Statistical imputation uses information from a small sample of survey data that includes authorization status to impute the status of respondents in a much larger survey. Typically, the Survey of Income and Program Participation (SIPP) is used as the smaller, donor sample. The SIPP is a nationally representative survey of people living in the US that includes roughly 9000 immigrants and a question about immigration status. The basic idea is to use the SIPP to learn to predict unauthorized status using other variables shared between both datasets, like demographics, occupation, etc. These statistical approaches are deemed current best practice for using the ACS or CPS for substantive research on unauthorized immigrants.

The best practice of the best practice for statistical imputation of immigrant status is combined-sample multiple imputation (CSMI), which has been shown to yield low-bias estimates in the context of OLS regressions where immigrant status is an independent variable (Van Hook et al., 2015). CSMI is a four-step procedure, which is well described by the original authors of the technique, Rendall et al., 2013:

1. Fit a logit model using data from SIPP, regressing authorization status on all variables included in the model.

2. For each observation in the ACS data, an authorization status randomly select an authorization status with probability given by the logit parameters and the ACS observation’s values of all other variables.

3. Estimate the model of interest using the imputed variable.

4. Repeat steps 2 and 3 repeatedly, then average over the resulting effect.

There are a number of conditions required for the validity of this to hold. First, both samples must come from the same sampling frame. This is conveniently the case here, because SIPP, the ACS, and the CPS are all administered nationally by the Census Bureau. The same-universe condition can be further tested by comparing the distributions of all variables between the two samples. Second, if we want to run further statistical analyses once status has been imputed, all variables included in future models must be jointly observed and used in the imputation. Otherwise the estimates from later statistical analyses will quickly drift from the truth, as Van Hook et al., show in Monte Carlo simulations.

There are two other things worth noting about this method. First, from Van Hook et al. 2015, it’s notable that multiple imputation doesn’t really improve much over single imputation in testing, either in the size of standard errors or in the bias of estimates. This is notable, and perhaps more efficiency gains could be earned by increasing the number of iterations of multiple imputation (they use 10).

Second, I was initially tempted to think that machine learning algorithms like Lasso or Elasticnet might help further reduce the bias in the final estimation by precisely honing the parameters in the model. But then I realized these types of algorithms are mainly meant to counteract overfitting while using highly parameterized models.

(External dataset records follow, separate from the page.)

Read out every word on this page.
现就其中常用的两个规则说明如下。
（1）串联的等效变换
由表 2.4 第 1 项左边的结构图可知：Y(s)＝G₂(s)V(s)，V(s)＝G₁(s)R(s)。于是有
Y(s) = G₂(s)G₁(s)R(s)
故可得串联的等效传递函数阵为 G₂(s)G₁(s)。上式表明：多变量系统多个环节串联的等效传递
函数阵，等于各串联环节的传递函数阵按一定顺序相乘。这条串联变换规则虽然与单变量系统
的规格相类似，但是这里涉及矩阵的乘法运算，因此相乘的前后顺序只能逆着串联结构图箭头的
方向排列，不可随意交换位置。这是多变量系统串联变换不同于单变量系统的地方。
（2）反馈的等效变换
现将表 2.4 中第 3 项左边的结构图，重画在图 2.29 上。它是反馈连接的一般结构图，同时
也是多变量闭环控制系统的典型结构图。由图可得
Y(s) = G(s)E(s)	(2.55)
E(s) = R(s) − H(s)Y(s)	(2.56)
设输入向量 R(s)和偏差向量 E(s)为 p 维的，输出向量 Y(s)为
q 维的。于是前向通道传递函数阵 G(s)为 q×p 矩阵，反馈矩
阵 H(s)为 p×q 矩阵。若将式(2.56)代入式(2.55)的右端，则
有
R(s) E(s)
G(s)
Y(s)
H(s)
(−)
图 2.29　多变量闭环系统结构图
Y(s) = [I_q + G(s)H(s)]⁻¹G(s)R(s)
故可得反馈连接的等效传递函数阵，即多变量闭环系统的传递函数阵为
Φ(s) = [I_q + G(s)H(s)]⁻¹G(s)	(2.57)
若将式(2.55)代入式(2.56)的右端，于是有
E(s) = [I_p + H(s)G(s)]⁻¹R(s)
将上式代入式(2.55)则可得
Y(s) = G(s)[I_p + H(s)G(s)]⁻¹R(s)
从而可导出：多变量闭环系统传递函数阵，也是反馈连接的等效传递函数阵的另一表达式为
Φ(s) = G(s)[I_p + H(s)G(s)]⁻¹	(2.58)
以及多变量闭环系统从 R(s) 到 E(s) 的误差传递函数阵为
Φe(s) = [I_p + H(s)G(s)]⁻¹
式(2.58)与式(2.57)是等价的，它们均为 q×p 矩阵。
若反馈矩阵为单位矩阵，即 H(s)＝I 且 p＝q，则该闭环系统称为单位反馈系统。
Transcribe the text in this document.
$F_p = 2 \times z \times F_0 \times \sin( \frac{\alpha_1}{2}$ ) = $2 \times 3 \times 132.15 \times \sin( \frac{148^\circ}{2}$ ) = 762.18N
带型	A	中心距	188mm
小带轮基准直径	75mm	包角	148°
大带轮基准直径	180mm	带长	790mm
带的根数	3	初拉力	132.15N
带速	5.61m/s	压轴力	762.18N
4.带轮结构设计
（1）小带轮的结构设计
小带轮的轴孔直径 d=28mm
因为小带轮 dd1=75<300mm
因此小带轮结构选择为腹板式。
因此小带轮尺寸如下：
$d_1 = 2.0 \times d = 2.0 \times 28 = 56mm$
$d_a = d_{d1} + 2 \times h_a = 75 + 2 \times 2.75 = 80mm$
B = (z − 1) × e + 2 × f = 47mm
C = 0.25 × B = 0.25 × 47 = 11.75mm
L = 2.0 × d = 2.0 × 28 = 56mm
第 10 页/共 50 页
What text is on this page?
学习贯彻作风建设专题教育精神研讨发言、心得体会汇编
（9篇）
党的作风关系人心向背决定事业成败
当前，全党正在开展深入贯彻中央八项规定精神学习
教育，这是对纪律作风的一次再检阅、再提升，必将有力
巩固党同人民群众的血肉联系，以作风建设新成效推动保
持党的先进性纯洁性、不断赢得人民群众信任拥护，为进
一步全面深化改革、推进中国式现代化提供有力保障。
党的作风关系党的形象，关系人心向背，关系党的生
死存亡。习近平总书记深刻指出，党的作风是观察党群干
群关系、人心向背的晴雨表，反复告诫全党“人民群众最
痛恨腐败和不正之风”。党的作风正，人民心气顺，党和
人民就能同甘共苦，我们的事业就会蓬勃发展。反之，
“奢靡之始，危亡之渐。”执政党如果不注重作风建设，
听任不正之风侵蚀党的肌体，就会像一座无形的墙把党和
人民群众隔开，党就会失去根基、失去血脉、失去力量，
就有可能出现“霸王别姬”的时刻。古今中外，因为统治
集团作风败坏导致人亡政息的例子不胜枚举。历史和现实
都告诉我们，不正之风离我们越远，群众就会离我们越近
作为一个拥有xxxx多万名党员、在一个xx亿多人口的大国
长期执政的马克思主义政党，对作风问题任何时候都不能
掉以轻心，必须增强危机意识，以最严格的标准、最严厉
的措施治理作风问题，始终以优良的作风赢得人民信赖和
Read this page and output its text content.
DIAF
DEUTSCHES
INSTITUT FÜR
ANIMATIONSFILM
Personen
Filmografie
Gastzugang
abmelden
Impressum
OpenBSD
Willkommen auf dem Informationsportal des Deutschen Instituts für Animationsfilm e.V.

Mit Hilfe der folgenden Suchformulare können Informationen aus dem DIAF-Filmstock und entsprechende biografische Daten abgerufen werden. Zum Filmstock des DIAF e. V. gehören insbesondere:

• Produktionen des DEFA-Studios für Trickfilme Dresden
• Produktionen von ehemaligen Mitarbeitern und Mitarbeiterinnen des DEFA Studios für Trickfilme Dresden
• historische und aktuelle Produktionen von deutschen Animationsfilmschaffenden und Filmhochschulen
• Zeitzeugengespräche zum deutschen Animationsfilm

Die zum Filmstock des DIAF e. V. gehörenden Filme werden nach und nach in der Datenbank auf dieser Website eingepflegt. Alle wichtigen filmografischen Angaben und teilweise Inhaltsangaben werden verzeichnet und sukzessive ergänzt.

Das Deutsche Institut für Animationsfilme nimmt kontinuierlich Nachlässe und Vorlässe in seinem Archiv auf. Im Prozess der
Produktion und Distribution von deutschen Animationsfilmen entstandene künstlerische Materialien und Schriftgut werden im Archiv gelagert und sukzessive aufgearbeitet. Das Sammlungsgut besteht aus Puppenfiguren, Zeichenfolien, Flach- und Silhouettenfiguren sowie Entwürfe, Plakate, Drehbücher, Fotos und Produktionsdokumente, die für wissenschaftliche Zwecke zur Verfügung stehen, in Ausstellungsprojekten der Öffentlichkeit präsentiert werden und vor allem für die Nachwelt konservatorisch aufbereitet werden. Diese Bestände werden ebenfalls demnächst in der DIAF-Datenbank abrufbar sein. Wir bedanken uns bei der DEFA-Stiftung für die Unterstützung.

For CMSI, we don’t actually care about overfitting at all because we’re assuming both sets of data come from the same world. This means the logistic regression we run to estimate the probability that respondents are unauthorized can include every possible interaction between variables, and variables taken to multiple powers. If machine learning algorithms could be helpful here, it might be in the setting where we’re leveraging data from outside the Census Bureau and we’re worried about overfitting to the characteristics unique to some other sampling frame.